Sure, image classification can be done anywhere. People could classify their own images without any algorithm. The point is, image classification isn't scary, and I don't see how it could be. Using classifications to manipulate people might be scary, but that has little to do with whether it is done by Google, the server, or the client. If you don't want your images classified, don't send them to photo stores whose entire reason for being is the organization and classification of data.


> Still not seeing what's scary there. If you don't want other people to see your photos, you shouldn't be sending (or uploading) them anywhere.

That's disingenuous: Google strongly and repeatedly encourages Android users to enable Google Photos for private backup with a single click. Users don't like to lose photos, and their phone vendor is telling them how to avoid it. This often isn't an informed or premeditated decision.


I always am puzzled by this type of argument. Surely it is not wrong for a company to advertise its own products and make it easy to sign up. It's on the user to be a critical consumer and it stands to reason that if you opt in to a service called "Company A Photos" that Company A might just have some access to your photos to provide services.


Sure, that's a problem, but a very different problem. I don't think I've ever seen a profit-focused company seriously give any weight to encouraging its customers to make good, informed decisions.


I knew they were doing this. I am just objecting to calling this “mundane”.


"[S]eemingly mundane". As in something you (a human) wouldn't need to put any thought or effort into. It doesn't actually occur to Muggles that there are things that they do that are actually hard problems for computers, even if they understand that there are all sorts of things computers can do in a flash that would exhaust their personal resources for weeks on end.


What's scary about this? I think it's pretty awesome and makes my photo collection a lot more useful to me.


Are you thinking they're talking about using Google Image search instead of Google Photos? Photos is all stuff you've explicitly uploaded/backed up to Google why would it be 'scary as hell' to be able to search those and have it work?


I am just objecting to calling these pratices “mundane”.


I mean you explicitly uploaded those to have Google archive and organize them for you. That's exactly what Google is doing here.

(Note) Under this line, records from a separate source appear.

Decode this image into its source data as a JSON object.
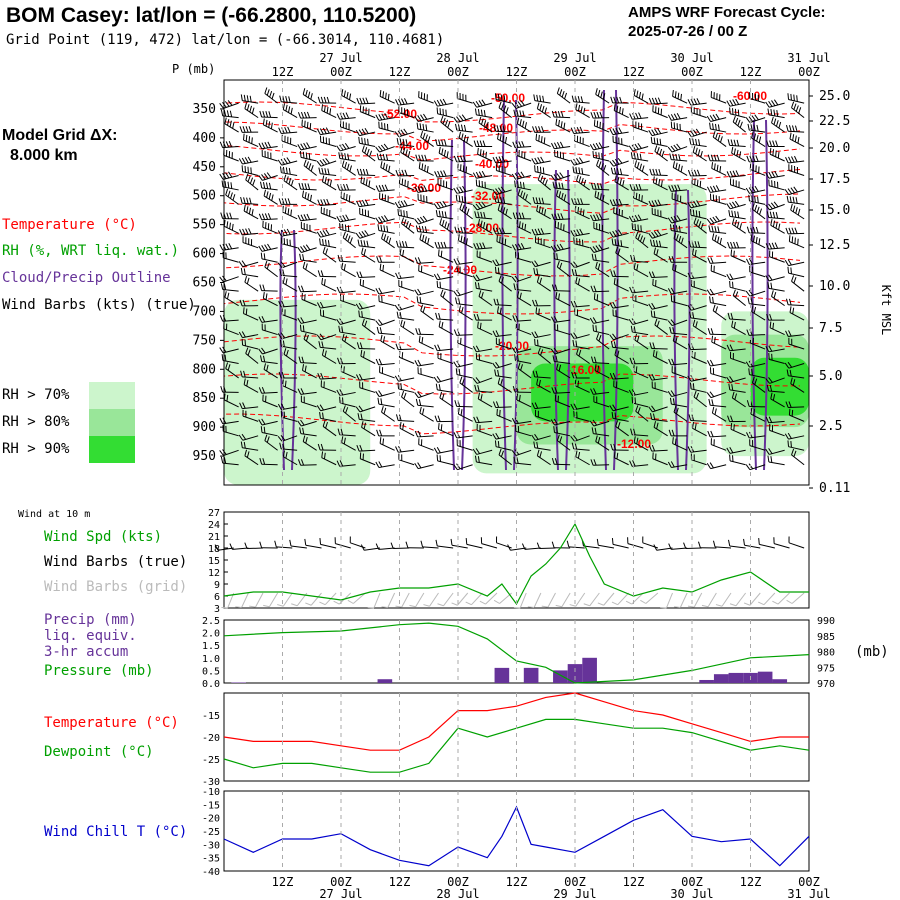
{
  "header": {
    "title": "BOM Casey:  lat/lon = (-66.2800, 110.5200)",
    "subtitle": "Grid Point (119, 472) lat/lon = (-66.3014, 110.4681)",
    "cycle_line1": "AMPS WRF Forecast Cycle:",
    "cycle_line2": "2025-07-26 / 00  Z"
  },
  "sidebar": {
    "model_grid": "Model Grid ΔX:",
    "grid_size": "8.000 km",
    "temperature": "Temperature (°C)",
    "rh": "RH (%, WRT liq. wat.)",
    "cloud": "Cloud/Precip Outline",
    "barbs": "Wind Barbs (kts) (true)",
    "rh70": "RH > 70%",
    "rh80": "RH > 80%",
    "rh90": "RH > 90%"
  },
  "colors": {
    "temperature": "#ff0000",
    "rh": "#00a000",
    "cloud": "#663399",
    "rh70": "#ccf5cc",
    "rh80": "#99e699",
    "rh90": "#33dd33",
    "wind_chill": "#0000cc",
    "grid_barbs": "#bbbbbb"
  },
  "time_axis": {
    "hour_labels": [
      "12Z",
      "00Z",
      "12Z",
      "00Z",
      "12Z",
      "00Z",
      "12Z",
      "00Z",
      "12Z",
      "00Z"
    ],
    "date_labels": [
      "27 Jul",
      "28 Jul",
      "29 Jul",
      "30 Jul",
      "31 Jul"
    ],
    "forecast_hours_start": 0,
    "forecast_hours_end": 120
  },
  "cross_section": {
    "p_axis_label": "P (mb)",
    "p_ticks": [
      "350",
      "400",
      "450",
      "500",
      "550",
      "600",
      "650",
      "700",
      "750",
      "800",
      "850",
      "900",
      "950"
    ],
    "alt_axis_label": "Kft MSL",
    "alt_ticks": [
      "25.0",
      "22.5",
      "20.0",
      "17.5",
      "15.0",
      "12.5",
      "10.0",
      "7.5",
      "5.0",
      "2.5",
      "0.11"
    ],
    "temperature_labels": [
      "-52.00",
      "-50.00",
      "-48.00",
      "-44.00",
      "-40.00",
      "-36.00",
      "-32.00",
      "-28.00",
      "-24.00",
      "-20.00",
      "-16.00",
      "-12.00",
      "-60.00"
    ]
  },
  "panels": {
    "wind_header": "Wind at 10 m",
    "wind_spd": "Wind Spd (kts)",
    "wind_barbs_true": "Wind Barbs (true)",
    "wind_barbs_grid": "Wind Barbs (grid)",
    "precip": "Precip (mm)",
    "liq_equiv": "liq. equiv.",
    "accum": "3-hr accum",
    "pressure": "Pressure (mb)",
    "pressure_unit": "(mb)",
    "temperature": "Temperature (°C)",
    "dewpoint": "Dewpoint (°C)",
    "wind_chill": "Wind Chill T (°C)"
  },
  "chart_data": [
    {
      "type": "heatmap",
      "title": "BOM Casey:  lat/lon = (-66.2800, 110.5200)",
      "xlabel": "",
      "ylabel": "P (mb)",
      "ylim": [
        1000,
        300
      ],
      "y2label": "Kft MSL",
      "x": [
        0,
        6,
        12,
        18,
        24,
        30,
        36,
        42,
        48,
        54,
        60,
        66,
        72,
        78,
        84,
        90,
        96,
        102,
        108,
        114,
        120
      ],
      "rh_regions": [
        {
          "level": 70,
          "x_range": [
            0,
            30
          ],
          "p_range": [
            680,
            1000
          ]
        },
        {
          "level": 70,
          "x_range": [
            51,
            99
          ],
          "p_range": [
            480,
            980
          ]
        },
        {
          "level": 70,
          "x_range": [
            102,
            120
          ],
          "p_range": [
            700,
            950
          ]
        },
        {
          "level": 80,
          "x_range": [
            60,
            90
          ],
          "p_range": [
            760,
            930
          ]
        },
        {
          "level": 80,
          "x_range": [
            102,
            120
          ],
          "p_range": [
            740,
            900
          ]
        },
        {
          "level": 90,
          "x_range": [
            63,
            84
          ],
          "p_range": [
            790,
            890
          ]
        },
        {
          "level": 90,
          "x_range": [
            108,
            120
          ],
          "p_range": [
            780,
            880
          ]
        }
      ],
      "temperature_contours": [
        -60,
        -52,
        -50,
        -48,
        -44,
        -40,
        -36,
        -32,
        -28,
        -24,
        -20,
        -16,
        -12
      ]
    },
    {
      "type": "line",
      "title": "Wind at 10 m",
      "ylabel": "Wind Spd (kts)",
      "ylim": [
        3,
        27
      ],
      "yticks": [
        3,
        6,
        9,
        12,
        15,
        18,
        21,
        24,
        27
      ],
      "x": [
        0,
        6,
        12,
        18,
        24,
        30,
        36,
        42,
        48,
        54,
        57,
        60,
        63,
        66,
        69,
        72,
        75,
        78,
        84,
        90,
        96,
        102,
        108,
        114,
        120
      ],
      "series": [
        {
          "name": "Wind Spd (kts)",
          "values": [
            6,
            7,
            7,
            6,
            5,
            7,
            8,
            8,
            9,
            6,
            9,
            4,
            11,
            14,
            18,
            24,
            16,
            9,
            6,
            8,
            7,
            10,
            12,
            7,
            7
          ]
        }
      ]
    },
    {
      "type": "bar",
      "title": "Precip / Pressure",
      "ylabel": "Precip (mm)",
      "ylim": [
        0,
        2.5
      ],
      "yticks": [
        "0.0",
        "0.5",
        "1.0",
        "1.5",
        "2.0",
        "2.5"
      ],
      "y2lim": [
        970,
        990
      ],
      "y2ticks": [
        "970",
        "975",
        "980",
        "985",
        "990"
      ],
      "x": [
        3,
        33,
        57,
        63,
        69,
        72,
        75,
        99,
        102,
        105,
        108,
        111,
        114
      ],
      "series": [
        {
          "name": "Precip (mm)",
          "values": [
            0.02,
            0.15,
            0.6,
            0.6,
            0.5,
            0.75,
            1.0,
            0.12,
            0.35,
            0.4,
            0.4,
            0.45,
            0.15
          ]
        },
        {
          "name": "Pressure (mb)",
          "x": [
            0,
            12,
            24,
            36,
            42,
            48,
            54,
            60,
            66,
            72,
            84,
            96,
            108,
            120
          ],
          "values": [
            985,
            986,
            986.5,
            988.5,
            989,
            988,
            984,
            977,
            975,
            970,
            971,
            974,
            978,
            979
          ]
        }
      ]
    },
    {
      "type": "line",
      "title": "Temperature / Dewpoint",
      "ylabel": "Temperature (°C)",
      "ylim": [
        -30,
        -10
      ],
      "yticks": [
        "-15",
        "-20",
        "-25",
        "-30"
      ],
      "x": [
        0,
        6,
        12,
        18,
        24,
        30,
        36,
        42,
        48,
        54,
        60,
        66,
        72,
        78,
        84,
        90,
        96,
        102,
        108,
        114,
        120
      ],
      "series": [
        {
          "name": "Temperature (°C)",
          "values": [
            -20,
            -21,
            -21,
            -21,
            -22,
            -23,
            -23,
            -20,
            -14,
            -14,
            -13,
            -11,
            -10,
            -12,
            -14,
            -15,
            -17,
            -19,
            -21,
            -20,
            -20
          ]
        },
        {
          "name": "Dewpoint (°C)",
          "values": [
            -25,
            -27,
            -26,
            -26,
            -27,
            -28,
            -28,
            -26,
            -18,
            -20,
            -18,
            -16,
            -16,
            -17,
            -18,
            -18,
            -19,
            -21,
            -23,
            -22,
            -23
          ]
        }
      ]
    },
    {
      "type": "line",
      "title": "Wind Chill",
      "ylabel": "Wind Chill T (°C)",
      "ylim": [
        -40,
        -10
      ],
      "yticks": [
        "-10",
        "-15",
        "-20",
        "-25",
        "-30",
        "-35",
        "-40"
      ],
      "x": [
        0,
        6,
        12,
        18,
        24,
        30,
        36,
        42,
        48,
        54,
        57,
        60,
        63,
        66,
        72,
        78,
        84,
        90,
        96,
        102,
        108,
        114,
        120
      ],
      "series": [
        {
          "name": "Wind Chill T (°C)",
          "values": [
            -28,
            -33,
            -28,
            -28,
            -26,
            -32,
            -36,
            -38,
            -31,
            -35,
            -27,
            -16,
            -30,
            -31,
            -33,
            -27,
            -21,
            -17,
            -27,
            -29,
            -28,
            -38,
            -27
          ]
        }
      ]
    }
  ]
}
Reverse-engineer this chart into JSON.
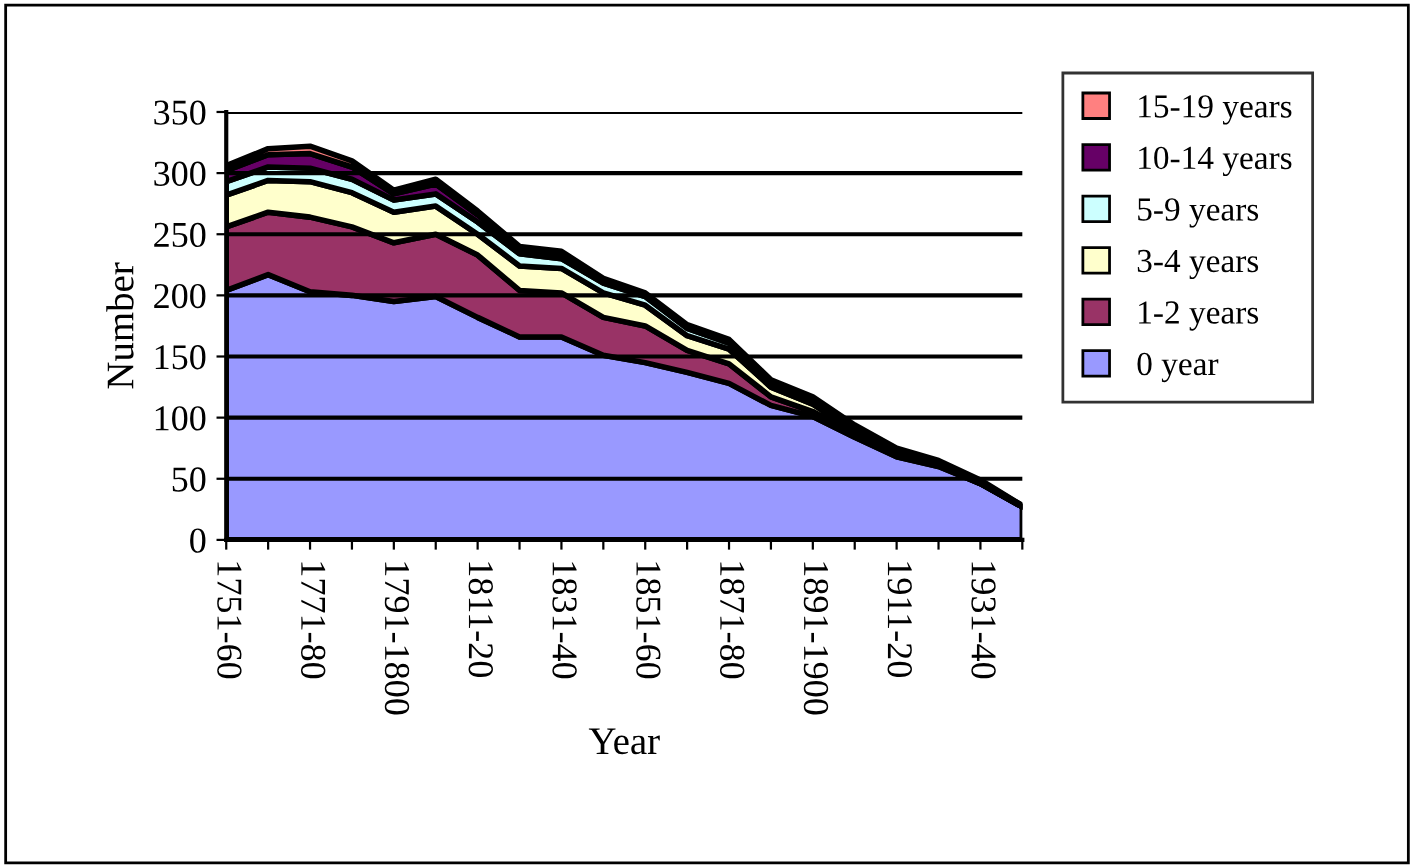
{
  "chart_data": {
    "type": "area",
    "stacked": true,
    "xlabel": "Year",
    "ylabel": "Number",
    "categories": [
      "1751-60",
      null,
      "1771-80",
      null,
      "1791-1800",
      null,
      "1811-20",
      null,
      "1831-40",
      null,
      "1851-60",
      null,
      "1871-80",
      null,
      "1891-1900",
      null,
      "1911-20",
      null,
      "1931-40",
      null
    ],
    "series": [
      {
        "name": "0 year",
        "color": "#9999ff",
        "values": [
          204,
          217,
          203,
          200,
          195,
          199,
          182,
          166,
          166,
          151,
          145,
          137,
          128,
          110,
          101,
          84,
          68,
          60,
          46,
          27
        ]
      },
      {
        "name": "1-2 years",
        "color": "#993366",
        "values": [
          52,
          51,
          61,
          56,
          48,
          51,
          51,
          38,
          36,
          31,
          30,
          18,
          16,
          7,
          4,
          2,
          1,
          1,
          0,
          0
        ]
      },
      {
        "name": "3-4 years",
        "color": "#ffffcc",
        "values": [
          26,
          26,
          29,
          28,
          25,
          23,
          17,
          20,
          20,
          20,
          17,
          12,
          12,
          8,
          6,
          3,
          2,
          1,
          0,
          0
        ]
      },
      {
        "name": "5-9 years",
        "color": "#ccffff",
        "values": [
          11,
          11,
          11,
          11,
          10,
          10,
          10,
          10,
          8,
          8,
          7,
          6,
          5,
          4,
          4,
          3,
          2,
          1,
          1,
          0
        ]
      },
      {
        "name": "10-14 years",
        "color": "#660066",
        "values": [
          9,
          10,
          12,
          10,
          5,
          8,
          6,
          4,
          4,
          3,
          2,
          2,
          2,
          1,
          1,
          1,
          1,
          1,
          1,
          1
        ]
      },
      {
        "name": "15-19 years",
        "color": "#ff8080",
        "values": [
          4,
          5,
          6,
          5,
          3,
          4,
          3,
          2,
          2,
          1,
          1,
          1,
          1,
          1,
          1,
          1,
          1,
          1,
          1,
          0
        ]
      }
    ],
    "ylim": [
      0,
      350
    ],
    "yticks": [
      0,
      50,
      100,
      150,
      200,
      250,
      300,
      350
    ],
    "grid": "y",
    "legend": "right"
  }
}
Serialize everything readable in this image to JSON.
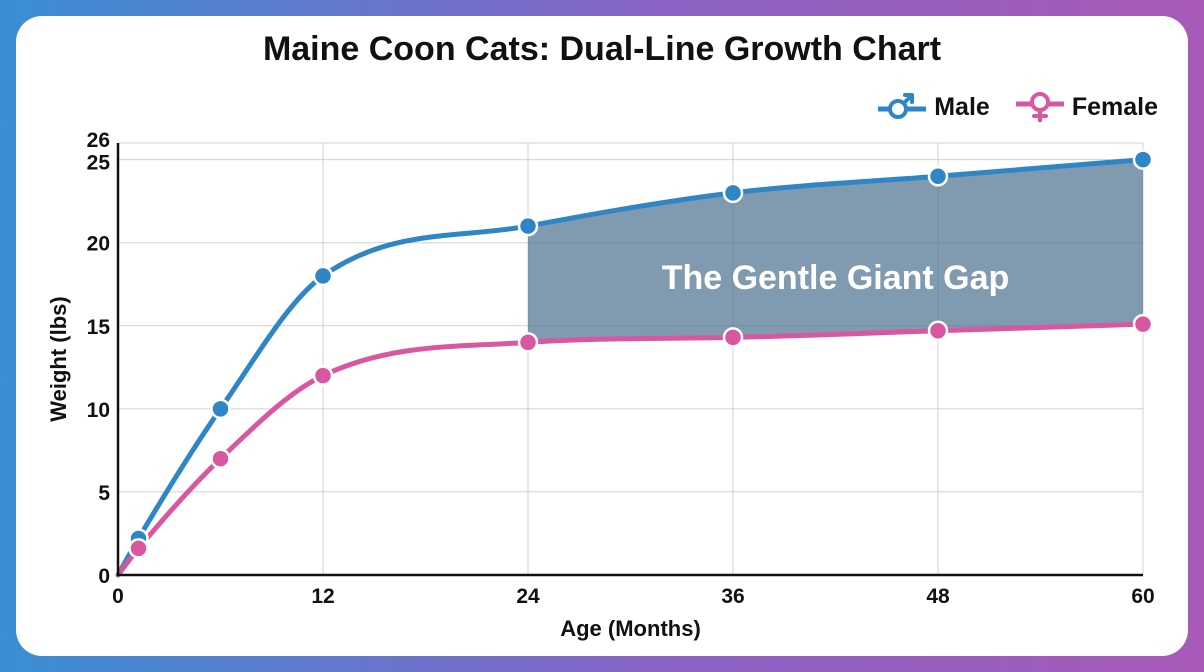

They didn't go out of their way to obtain your photos and run their categorization stuff on them.


I read it as trying to describe the act of image recognition, rather than the business practice of routinely applying it to users' private-ish data. The "seemingly mundane" part is because image recognition is so easy for people that we take it for granted, not that auto-scanning people's photos is or should be considered mundane. I agree it's not worded perfectly.


I'd go even further and say in the absence of any sharing of those tags etc or using it to advertise what's the issue with running them through a neural net like they do?


Apple photos does that — on device.


Secure Connection Failed.

What's going on arstechnica?


Seems like they've got some server problems and are working on it (https://twitter.com/arstechnica/status/1080502151363715072)

It's also gradually coming back together, one page resource at a time.